Gittiğiniz yerde umut var mı?

Ülkelerindeki savaştan çoluk çocuk iyi bir yaşam için insan tacirlerine avuç dolusu para vererek, heybelerinde umutla yola çıkan göçmenler gidecekleri yere varmadan toplu olarak ölüyorlar. Katlediliyorlar.

Her gün haberlerde beş dakikalık görüntülerin ardından da unutulup gidiyor hayat hikayeleri.

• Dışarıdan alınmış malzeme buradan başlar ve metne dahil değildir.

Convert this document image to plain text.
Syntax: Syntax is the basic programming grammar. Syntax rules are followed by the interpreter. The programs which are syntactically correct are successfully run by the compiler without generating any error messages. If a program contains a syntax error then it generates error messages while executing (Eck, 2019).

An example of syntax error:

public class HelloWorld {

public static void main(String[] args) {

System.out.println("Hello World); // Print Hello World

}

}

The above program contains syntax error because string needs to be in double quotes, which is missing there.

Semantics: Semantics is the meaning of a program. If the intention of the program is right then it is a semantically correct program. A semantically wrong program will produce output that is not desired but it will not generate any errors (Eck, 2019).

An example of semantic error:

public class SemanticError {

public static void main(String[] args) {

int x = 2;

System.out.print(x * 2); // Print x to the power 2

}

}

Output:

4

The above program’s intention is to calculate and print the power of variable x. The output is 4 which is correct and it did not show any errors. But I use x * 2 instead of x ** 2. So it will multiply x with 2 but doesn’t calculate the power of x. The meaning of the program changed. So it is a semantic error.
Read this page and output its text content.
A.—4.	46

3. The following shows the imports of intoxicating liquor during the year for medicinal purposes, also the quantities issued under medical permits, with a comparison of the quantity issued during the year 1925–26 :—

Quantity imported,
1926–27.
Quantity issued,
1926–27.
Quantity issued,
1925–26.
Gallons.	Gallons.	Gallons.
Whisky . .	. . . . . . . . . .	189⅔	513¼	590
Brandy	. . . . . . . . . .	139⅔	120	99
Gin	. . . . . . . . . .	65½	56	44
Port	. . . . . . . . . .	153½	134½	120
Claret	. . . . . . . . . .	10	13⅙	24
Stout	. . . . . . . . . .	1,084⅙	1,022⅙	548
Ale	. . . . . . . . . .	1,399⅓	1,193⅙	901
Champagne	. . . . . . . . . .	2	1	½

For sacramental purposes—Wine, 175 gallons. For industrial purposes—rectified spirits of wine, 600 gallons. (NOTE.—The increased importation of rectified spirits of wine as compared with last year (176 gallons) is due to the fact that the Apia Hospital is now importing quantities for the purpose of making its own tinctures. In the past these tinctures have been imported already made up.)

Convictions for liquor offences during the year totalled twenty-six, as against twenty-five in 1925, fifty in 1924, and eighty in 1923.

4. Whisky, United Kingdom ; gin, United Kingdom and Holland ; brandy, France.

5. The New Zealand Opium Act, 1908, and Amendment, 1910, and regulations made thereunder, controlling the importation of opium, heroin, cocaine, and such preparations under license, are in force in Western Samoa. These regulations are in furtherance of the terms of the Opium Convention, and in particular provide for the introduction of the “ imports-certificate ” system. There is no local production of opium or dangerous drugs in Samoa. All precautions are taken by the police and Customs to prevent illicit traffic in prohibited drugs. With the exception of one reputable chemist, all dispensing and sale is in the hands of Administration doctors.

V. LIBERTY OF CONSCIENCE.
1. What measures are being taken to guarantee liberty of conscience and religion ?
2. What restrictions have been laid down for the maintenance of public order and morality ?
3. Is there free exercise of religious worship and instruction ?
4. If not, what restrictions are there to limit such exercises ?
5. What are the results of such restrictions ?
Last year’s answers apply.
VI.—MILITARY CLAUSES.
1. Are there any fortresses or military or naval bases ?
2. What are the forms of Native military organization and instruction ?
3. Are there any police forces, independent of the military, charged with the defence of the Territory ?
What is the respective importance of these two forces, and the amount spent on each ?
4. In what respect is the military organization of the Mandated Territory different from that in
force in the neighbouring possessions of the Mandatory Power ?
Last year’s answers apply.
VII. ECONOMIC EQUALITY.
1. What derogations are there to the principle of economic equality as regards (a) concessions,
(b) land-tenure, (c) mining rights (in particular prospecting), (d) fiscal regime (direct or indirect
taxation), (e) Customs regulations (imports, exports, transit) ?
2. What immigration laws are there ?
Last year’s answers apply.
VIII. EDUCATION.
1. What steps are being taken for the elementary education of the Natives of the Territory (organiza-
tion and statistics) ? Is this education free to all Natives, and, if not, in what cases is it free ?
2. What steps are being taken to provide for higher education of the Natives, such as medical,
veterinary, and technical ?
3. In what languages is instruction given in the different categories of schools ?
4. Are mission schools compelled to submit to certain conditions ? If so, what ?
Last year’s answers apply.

Kimi şişme, sonradan denizin ortasında patlatılan botlarda, kimi otobüs şoförünün nasıl oluyorsa kendini kurtardığı kazada, kimi dorse kasasında havasızlıktan ölüyorlar. 

Deniz utanıp geri veriyor, bir karış vatan toprağında yaşamaları mümkün kılınmayan, ancak gömüldükleri topraklarda gözleri arkada kalan hatta açık giden insanlar.

Savaştan kaçıyorlar, çocuklarını daha iyi bir koşulda yaşatmak umuduyla yürüyerek sınırı geçmeye çalışanlar mukavemetle karşılanıyorlar. 

Aslında kimse istemiyor onları... 

Kimsenin de umurunda değiller.

Demokrasinin beşiği dediğimiz Avrupa ülkeleri üste  para veriyorlar, "aman siz bakın bize yollamayın" diyerek iltica istekleri geri çeviriliyor. 

Girebilenler mülteci kamplarında tecritde gibi tutuluyorlar. 

Her nedense bu çoğunluğu Müslüman olan ilticacılar Yunanistan'dan başlayarak hep savaş kışkırtıcılığı yapan, ülkelerinde çıkan petrole göz diken Hristiyan ülkelere kaçmak istiyorlar.

Bu şu oluyor; Bizi öldürüyorsunuz petrolümüz için, biz demokrasi dediğiniz şey için yine size geliyoruz.

Al petrolü ver iyi yaşam koşullarını. 

Kanımın diyeti olsun petrolün bir damlası sana.

Ancak kanının değeri yok tabii. Bilmiyorlar.

Öyle olsa toplu katliamlar yaparlar mı insanlığın gözü önünde.

Kimyasallarla öldürüyorlar, misket bombaları ile öldürüyorlar.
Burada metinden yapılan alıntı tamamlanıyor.